Here it would be helpful now to insert a few images from the work in progress on Day 3 at our lab, i am looking at 3 workstations at the moment, one small interactive video installation in the back corner of the studio, then the large overhead projection in the center (down onto the white dance floor, where i several "actors' [images of actors or of persons] lying on the floor and yet moving ever so slightly now and then; thirdly near the entrance on the left, there is another smaller scale interactional object installation (projected image objects). Once we publish the photographs, we can continue this exploration.

Below are a couple of images from Thursday morning's conceptual session in which Joff Chafer demonstrated a scene from his current theatrical work in Second Life (Avatar Repertory Theatre).

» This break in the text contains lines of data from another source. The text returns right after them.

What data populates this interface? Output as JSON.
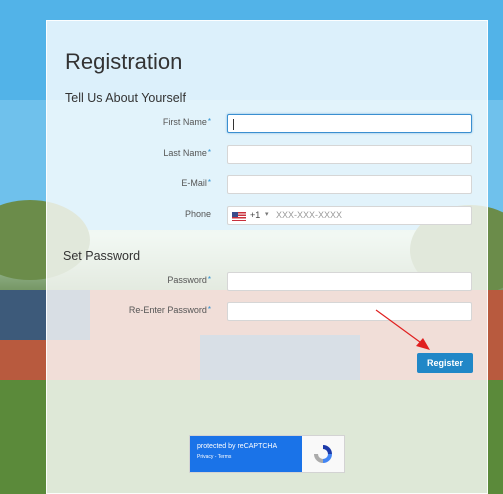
{
  "page": {
    "title": "Registration",
    "section_about": "Tell Us About Yourself",
    "section_password": "Set Password"
  },
  "fields": {
    "first_name": {
      "label": "First Name",
      "required_mark": "*",
      "value": ""
    },
    "last_name": {
      "label": "Last Name",
      "required_mark": "*",
      "value": ""
    },
    "email": {
      "label": "E-Mail",
      "required_mark": "*",
      "value": ""
    },
    "phone": {
      "label": "Phone",
      "country_code": "+1",
      "caret": "▾",
      "placeholder": "XXX-XXX-XXXX"
    },
    "password": {
      "label": "Password",
      "required_mark": "*",
      "value": ""
    },
    "re_password": {
      "label": "Re-Enter Password",
      "required_mark": "*",
      "value": ""
    }
  },
  "actions": {
    "register_label": "Register"
  },
  "recaptcha": {
    "line1": "protected by reCAPTCHA",
    "links": "Privacy - Terms"
  },
  "colors": {
    "accent": "#2187c7",
    "focus_border": "#3a8fd0",
    "arrow": "#e02020"
  }
}
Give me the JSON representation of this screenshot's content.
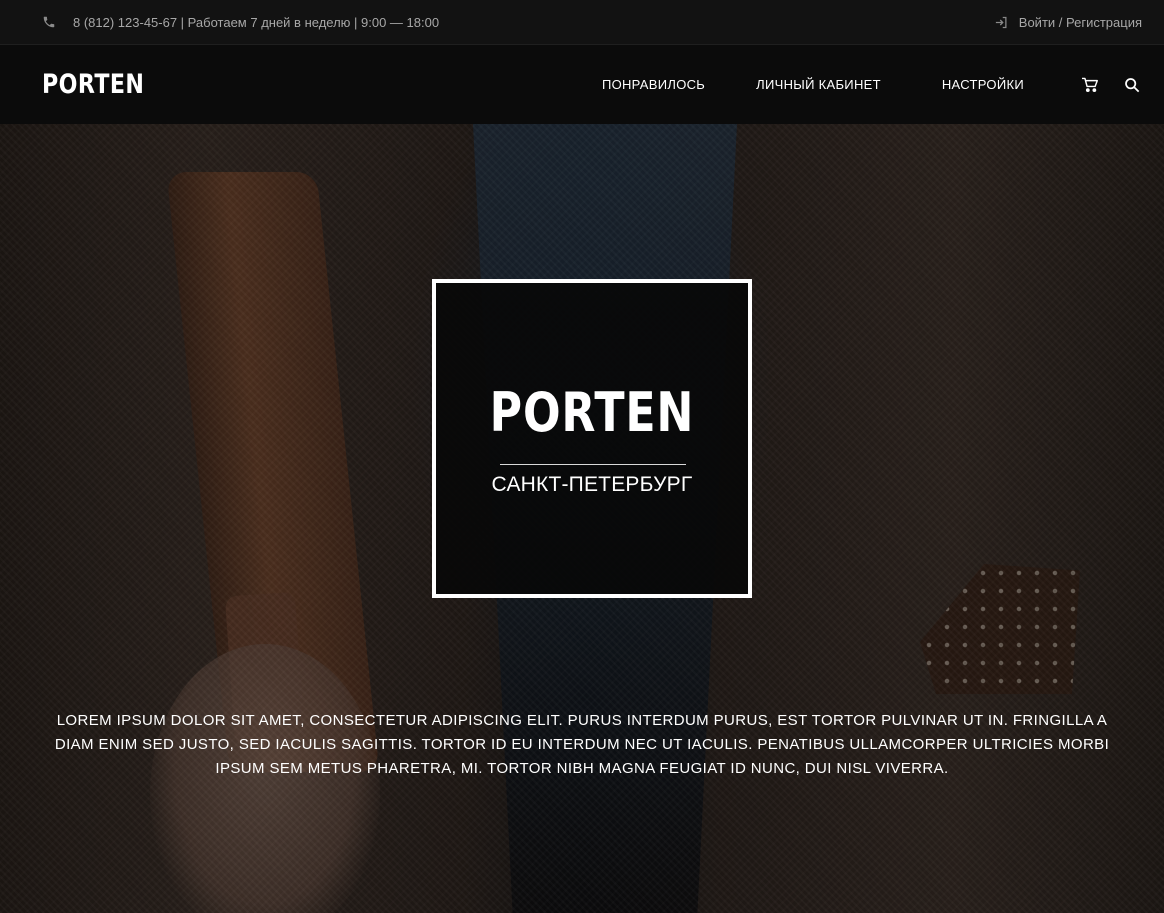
{
  "topbar": {
    "contact": "8 (812) 123-45-67 | Работаем 7 дней в неделю | 9:00 — 18:00",
    "auth_link": "Войти / Регистрация",
    "phone_icon": "phone-icon",
    "login_icon": "login-icon"
  },
  "header": {
    "logo": "PORTEN",
    "nav": {
      "liked": "ПОНРАВИЛОСЬ",
      "account": "ЛИЧНЫЙ КАБИНЕТ",
      "settings": "НАСТРОЙКИ"
    },
    "cart_icon": "cart-icon",
    "search_icon": "search-icon"
  },
  "hero": {
    "brand": "PORTEN",
    "city": "САНКТ-ПЕТЕРБУРГ",
    "text": "LOREM IPSUM DOLOR SIT AMET, CONSECTETUR ADIPISCING ELIT. PURUS INTERDUM PURUS, EST TORTOR PULVINAR UT IN. FRINGILLA A DIAM ENIM SED JUSTO, SED IACULIS SAGITTIS. TORTOR ID EU INTERDUM NEC UT IACULIS. PENATIBUS ULLAMCORPER ULTRICIES MORBI IPSUM SEM METUS PHARETRA, MI. TORTOR NIBH MAGNA FEUGIAT ID NUNC, DUI NISL VIVERRA."
  },
  "colors": {
    "topbar_bg": "#121212",
    "header_bg": "#0b0b0b",
    "topbar_text": "#a7a7a7",
    "text": "#ffffff"
  }
}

He set up a camera for transposing Sara Kraft live into Second Life and a meadow where Sarah's character (Alice in Wonderland) sits under a tree reading a book.

(Joff Chafer, left, and Sara Kraft, right, preparing Alice in Wonderland scene, during which Joff wears a black all over suit hiding him so that he can manipulate objects in SL without being "seen" by the camera in the blue screen set up)

- 08 / 18/ 2010 Johannes Birringer

1 comment:

  1. DIPOSITIF from French
    DISPOS (adj) ready
    DIPONIBLE (adj) available
    DISPOSABLE (adj) disposable
    DISPONIBILITY (n) availability
    DISPOSER (v) to arrange

    the facets of the word suggest freedom and emergence of possible structures, structural possibilities

    Using vocabulary to suggest the approach of the space:
    INSTALLATION in English suggests something stable, static, while in French, ENVIRONMENT suggests a natural space, an ecology which holds the notion of movement/breath
    'ENVIRONNEMENT'is French for installation.